2 Samuel 13
Where does one even begin with an account like this? A brother plotting and scheming to get his sister alone so he can rape her? Another brother plotting murderous revenge? A father choosing to look the other way to all of it?
We begin to see that rotten fruit which David sowed ripening. The chapter begins, “some time later.” Often the sin that we’ve long forgotten is the one that brings such a bitter harvest much later. We are definitely seeing that in our culture today as accounts of behavior decades old is destroying families and even ministries. No matter how long you keep a secret buried, it eventually will rise from the dead to create its own version of a zombie apocalypse!

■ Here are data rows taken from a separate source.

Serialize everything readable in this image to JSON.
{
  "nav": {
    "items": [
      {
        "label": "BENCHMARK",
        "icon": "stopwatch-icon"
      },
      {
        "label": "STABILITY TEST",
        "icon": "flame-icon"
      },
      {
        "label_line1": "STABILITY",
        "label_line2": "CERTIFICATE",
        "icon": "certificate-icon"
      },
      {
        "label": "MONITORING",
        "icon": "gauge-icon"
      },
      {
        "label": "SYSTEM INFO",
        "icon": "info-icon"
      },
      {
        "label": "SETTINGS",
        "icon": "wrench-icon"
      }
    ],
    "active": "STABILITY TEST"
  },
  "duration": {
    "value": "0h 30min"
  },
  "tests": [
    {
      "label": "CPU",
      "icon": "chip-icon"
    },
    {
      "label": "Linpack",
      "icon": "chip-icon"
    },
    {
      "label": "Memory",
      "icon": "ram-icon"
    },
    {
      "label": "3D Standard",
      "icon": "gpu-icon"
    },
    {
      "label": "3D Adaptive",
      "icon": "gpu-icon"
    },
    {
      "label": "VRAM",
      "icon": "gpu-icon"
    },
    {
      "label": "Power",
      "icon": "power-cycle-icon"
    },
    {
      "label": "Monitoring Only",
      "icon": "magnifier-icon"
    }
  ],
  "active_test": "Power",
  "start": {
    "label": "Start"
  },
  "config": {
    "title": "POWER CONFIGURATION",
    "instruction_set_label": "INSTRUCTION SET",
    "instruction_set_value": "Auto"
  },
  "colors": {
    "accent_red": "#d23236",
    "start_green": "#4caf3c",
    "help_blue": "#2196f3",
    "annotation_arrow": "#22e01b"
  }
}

Even worse, failing to recognize the seeds of that sin allows them to continue to spread to other areas of your life. In David’s life, the seed was his failure to confront sin for what it is. First in his own life, then in Amnon’s life, and finally in Absalom. It always seems easier to ignore a problem, but in the long-term, ignored issues only multiply.
Ignoring the maintenance of your home can lead to expensive destruction from termites, mold, or rot. Ignoring maintenance of your health or telltale signs of illness lead to serious health issues that are past an easy solution. Ignoring sin — “little white lies,” lack of self-control, lust, selfishness, or pride — allows them to grow into problems which can destroy your marriage, your ministry, your family, your reputation, and your life.
We probably have all seen this happen in the life of someone we know — hopefully not our own. Job tells us that not all catastrophe is the result of sin in our life, but David tells us that sometimes it is.